Since then there has been no substantive dialogue on the situation, he added. Nonetheless, Dorward is confident that a coastwide transition to closed containment, as promised by the Liberal government during the fall election, is imminent.
“I think Creative Salmon understands that the federal government is moving to closed containment in five years,” he said. “Instead of looking at transition, ways to work with First Nations, they’re sticking with the status quo, business as usual. We should expect more direct action from this.”
Minister of Fisheries Bernadette Jordan, who succeeded Wilkinson after the fall 2019 election, noted recently that she is mandated to come up with a transition plan by 2025, not to see it implemented by then as others contend.
“I know that position,” Dorward said. “It’s more delay tactics. I think the federal government knows the end is near for open net-pen fish farming.”
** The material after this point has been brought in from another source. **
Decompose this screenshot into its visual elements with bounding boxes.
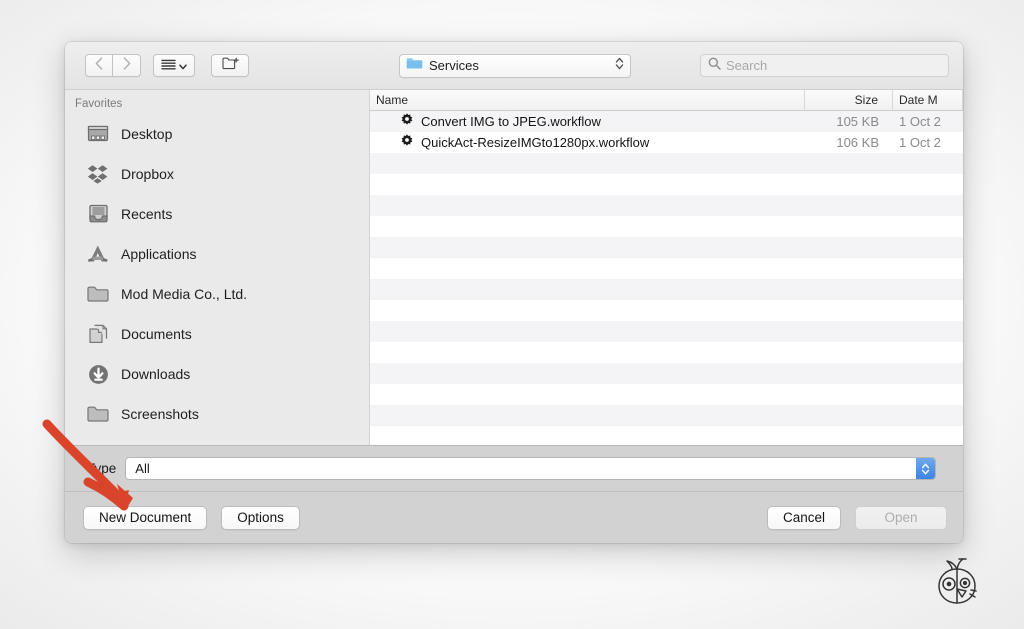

Tla-o-qui-aht leadership acknowledges the importance of fish farming to the local economy in providing a source of employment, he said. They hope to engage further with Creative Salmon on closed containment while exploring economic alternatives such as kelp farming.
Since wild salmon are clearly in jeopardy, they feel compelled to do whatever they can.
“There could be a lot of factors — temperature of the water, climate change,” Dorward said. “These are things that are quite difficult to get a handle on regionally. One of the things we can do is we will quit allowing fish farms to pollute our waters.”